Plaintiffs, on the other hand, argue that the Individual
Defendants, as the sole equity owners of Defendant Crosswalk, had
both motive and opportunity to make material misrepresentations,
and that they also showed recklessness and conscious misbehavior. Plaintiffs have not shown scienter by pleading motive and
opportunity. The motive and opportunity ascribed to Defendants
i.e., the Individual Defendants are the sole shareholders of
Crosswalk and as such had motive to commit fraud are generally
possessed by the sole shareholders of any closely held company
and does not raise an inference of wrongdoing, let alone a strong
Plaintiffs have also not raised a strong inference of
Defendants' conscious misbehavior or recklessness. Reckless
behavior "involv[es] not merely simple, or even inexcusable
negligence, but an extreme departure from the standards of
ordinary care, and which presents a danger of misleading buyers
or sellers that is either known to the defendant or is so obvious
that the actor must have been aware of it." Id. at 535
(citations omitted). The Complaint does not state with
particularity any facts giving rise to a strong inference that
Defendants knew or had reason to know that they were making
material misrepresentations to Plaintiffs, or that their
representations to Plaintiffs amounted to an extreme departure
from the standards of ordinary care and presented a danger of
misleading Plaintiffs. Unlike pleading common law fraud which
permits general averments of state of mind 10b-5 securities
fraud claims must plead specific facts to give rise to a strong
inference of the requisite state of mind. In this case, the
scienter requirement has not been met.
In addition to not pleading scienter properly, the Complaint
also does not plead falsity adequately. The PSLRA requires the
Complaint to specify the reason(s) why each statement is
misleading and, if an allegation regarding a statement or
omission is made on information and belief, to state with
particularity all facts on which that belief is formed.
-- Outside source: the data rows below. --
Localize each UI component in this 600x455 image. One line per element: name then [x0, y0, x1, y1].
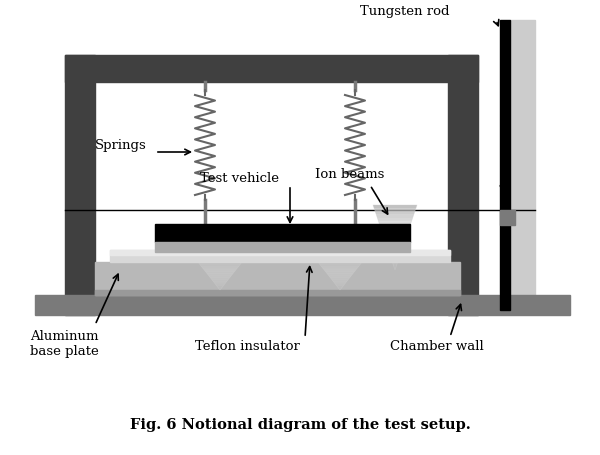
- Text: Springs: Springs: [95, 138, 147, 152]
- Polygon shape: [328, 275, 352, 277]
- Bar: [500, 20, 510, 310]
- Polygon shape: [375, 212, 415, 215]
- Polygon shape: [388, 247, 403, 251]
- Polygon shape: [191, 254, 248, 256]
- Polygon shape: [310, 252, 370, 254]
- Polygon shape: [388, 251, 401, 254]
- Polygon shape: [217, 286, 223, 288]
- Polygon shape: [379, 221, 412, 224]
- Polygon shape: [332, 280, 347, 283]
- Polygon shape: [194, 258, 245, 260]
- Bar: [510, 20, 535, 310]
- Polygon shape: [393, 263, 397, 267]
- Polygon shape: [200, 265, 239, 267]
- Polygon shape: [196, 260, 244, 262]
- Polygon shape: [322, 267, 358, 269]
- Polygon shape: [331, 278, 349, 280]
- Polygon shape: [311, 254, 368, 256]
- Polygon shape: [314, 258, 365, 260]
- Polygon shape: [199, 263, 241, 265]
- Polygon shape: [313, 256, 367, 258]
- Polygon shape: [326, 273, 353, 275]
- Bar: [155, 242, 410, 252]
- Bar: [35, 295, 570, 315]
- Polygon shape: [209, 277, 230, 278]
- Bar: [95, 262, 460, 295]
- Polygon shape: [391, 257, 400, 260]
- Polygon shape: [202, 267, 238, 269]
- Polygon shape: [205, 271, 235, 273]
- Text: Test vehicle: Test vehicle: [200, 172, 279, 184]
- Polygon shape: [384, 238, 406, 241]
- Polygon shape: [376, 215, 414, 218]
- Polygon shape: [373, 205, 417, 208]
- Polygon shape: [319, 263, 361, 265]
- Text: Chamber wall: Chamber wall: [390, 340, 484, 353]
- Polygon shape: [193, 256, 247, 258]
- Polygon shape: [374, 208, 416, 212]
- Text: Aluminum
base plate: Aluminum base plate: [30, 330, 99, 358]
- Bar: [448, 55, 478, 315]
- Polygon shape: [389, 254, 401, 257]
- Bar: [95, 290, 460, 295]
- Bar: [65, 55, 95, 315]
- Polygon shape: [320, 265, 359, 267]
- Polygon shape: [206, 273, 233, 275]
- Polygon shape: [392, 260, 398, 263]
- Polygon shape: [377, 218, 413, 221]
- Polygon shape: [380, 224, 410, 228]
- Polygon shape: [211, 278, 229, 280]
- Polygon shape: [215, 284, 224, 286]
- Bar: [110, 250, 450, 262]
- Polygon shape: [317, 262, 362, 263]
- Polygon shape: [386, 244, 404, 247]
- Polygon shape: [335, 284, 344, 286]
- Polygon shape: [203, 269, 236, 271]
- Text: Teflon insulator: Teflon insulator: [195, 340, 300, 353]
- Polygon shape: [316, 260, 364, 262]
- Polygon shape: [212, 280, 227, 283]
- Bar: [110, 250, 450, 255]
- Polygon shape: [385, 241, 405, 244]
- Polygon shape: [214, 283, 226, 284]
- Polygon shape: [383, 234, 407, 238]
- Polygon shape: [382, 231, 408, 234]
- Bar: [65, 55, 478, 82]
- Polygon shape: [337, 286, 343, 288]
- Polygon shape: [334, 283, 346, 284]
- Text: Fig. 6 Notional diagram of the test setup.: Fig. 6 Notional diagram of the test setu…: [130, 418, 470, 432]
- Polygon shape: [329, 277, 350, 278]
- Polygon shape: [208, 275, 232, 277]
- Polygon shape: [381, 228, 409, 231]
- Bar: [155, 224, 410, 242]
- Text: Ion beams: Ion beams: [315, 168, 385, 182]
- Text: Tungsten rod: Tungsten rod: [360, 5, 449, 18]
- Polygon shape: [190, 252, 250, 254]
- Polygon shape: [197, 262, 242, 263]
- Polygon shape: [323, 269, 356, 271]
- Bar: [500, 210, 515, 225]
- Polygon shape: [325, 271, 355, 273]
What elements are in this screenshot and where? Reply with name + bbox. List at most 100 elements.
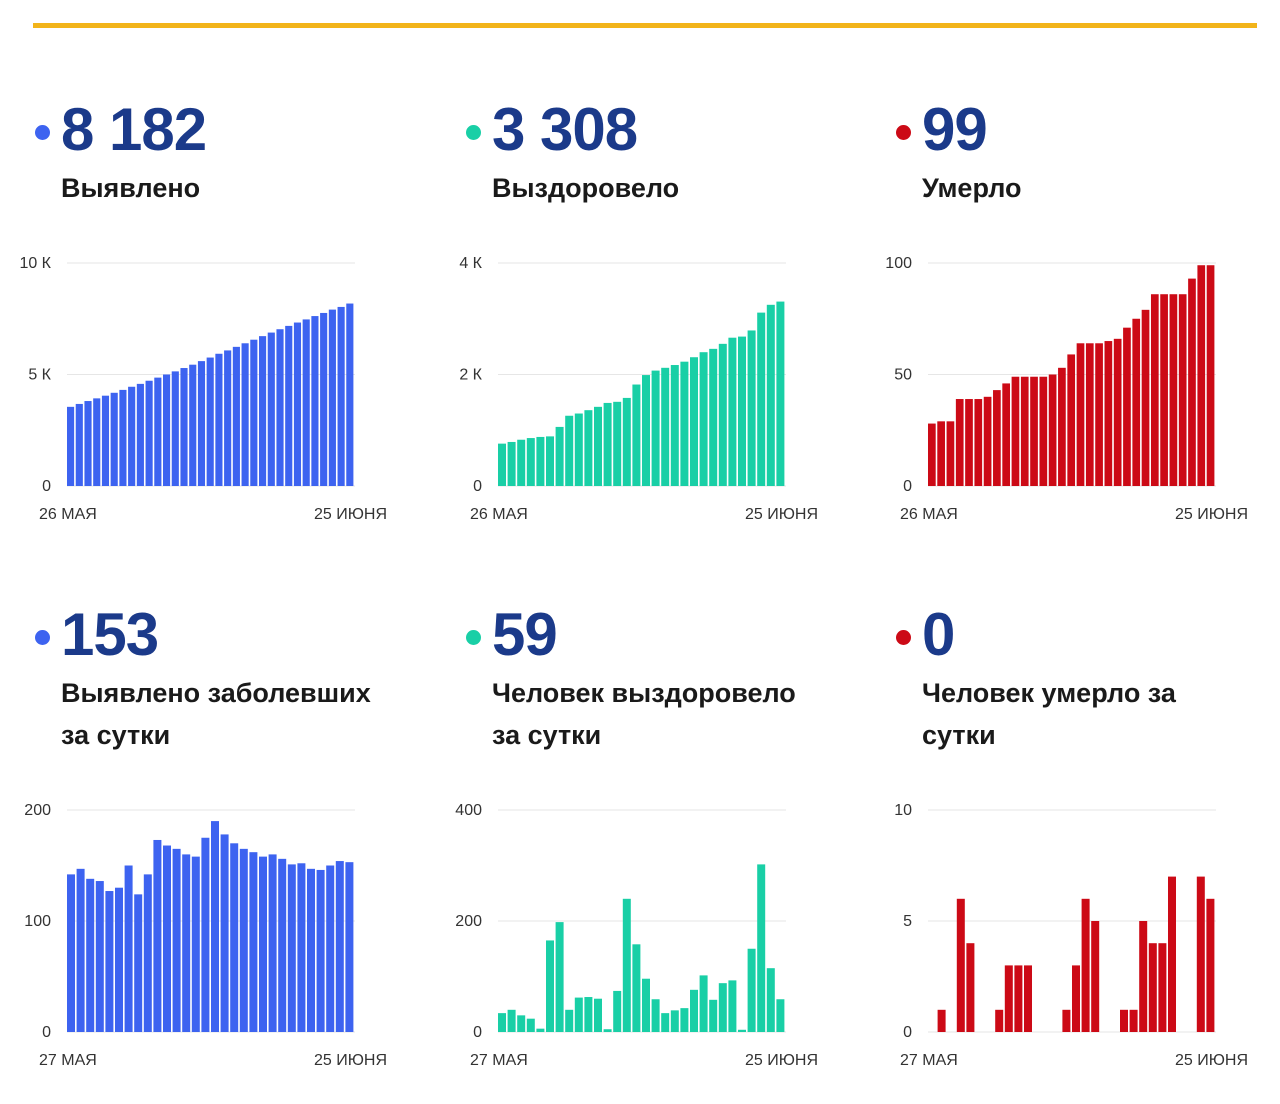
- bar: [115, 887, 123, 1032]
- bar: [93, 398, 101, 486]
- bar: [699, 975, 708, 1032]
- legend-dot-icon: [896, 630, 911, 645]
- legend-dot-icon: [896, 125, 911, 140]
- bar: [206, 357, 214, 486]
- bar: [565, 415, 574, 486]
- bar: [1196, 876, 1205, 1032]
- stat-label: Выявлено: [61, 173, 201, 203]
- stat-value: 0: [922, 601, 955, 668]
- bar: [937, 421, 945, 486]
- bar: [86, 878, 95, 1032]
- y-tick-label: 200: [455, 913, 482, 930]
- bar: [75, 403, 83, 486]
- bar: [1039, 376, 1048, 486]
- legend-dot-icon: [35, 630, 50, 645]
- bar: [1160, 294, 1168, 486]
- bar: [1002, 383, 1011, 486]
- bar: [191, 856, 200, 1032]
- bar: [651, 370, 660, 486]
- bar: [565, 1009, 574, 1032]
- bar: [507, 441, 516, 486]
- bar: [1120, 1009, 1128, 1032]
- y-tick-label: 0: [473, 478, 482, 495]
- bar: [163, 845, 171, 1032]
- bar: [128, 386, 136, 486]
- y-tick-label: 0: [473, 1024, 482, 1041]
- bar: [119, 389, 127, 486]
- bar: [1072, 965, 1080, 1032]
- bar: [1132, 318, 1141, 486]
- bar: [154, 377, 162, 486]
- y-tick-label: 100: [24, 913, 51, 930]
- bar: [622, 397, 631, 486]
- bar: [517, 439, 526, 486]
- bar: [632, 384, 641, 486]
- bar: [728, 337, 737, 486]
- bar: [498, 443, 506, 486]
- bar: [84, 401, 92, 486]
- bar: [928, 423, 936, 486]
- x-axis-start-label: 27 МАЯ: [470, 1052, 528, 1069]
- bar: [346, 303, 354, 486]
- bar: [507, 1009, 516, 1032]
- stat-value: 3 308: [492, 96, 638, 163]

15 U.S.C. § 78u-4(b)(1). In California Pub. Employees' Ret. Sys. v. Chubb
Corp., 394 F.3d 126 (3d Cir. 2004), the Court of Appeals adopted the standard espoused by the Second Circuit in
Novak v. Kasaks, 216 F.3d 300 (2d Cir. 2000) for assessing the
sufficiency of allegations made on information and belief.
Allegations made on information and belief can meet the pleading
requirement by providing "sufficient documentary evidence and/or
a sufficient description of the personal sources of the
plaintiff's beliefs." Chubb, 394 F.3d at 147. In this case,
Plaintiffs have provided documentary evidence of the alleged
misrepresentations. This documentary evidence does not, however,
show why the statements contained therein are misrepresentations.
The Complaint does not indicate why Plaintiffs believe the
statements are misrepresentations, but merely states that they
are. This is insufficient under the PSLRA.
Accordingly, the motion to dismiss will be granted with respect
to Plaintiffs' federal securities fraud claims.
For the reasons set forth above, Defendants' motion to dismiss
will be denied with respect to the common law fraud claims and
granted with respect to the securities fraud claims. Plaintiffs
may file an amended complaint within thirty days of the date of
this opinion. An appropriate order will be issued.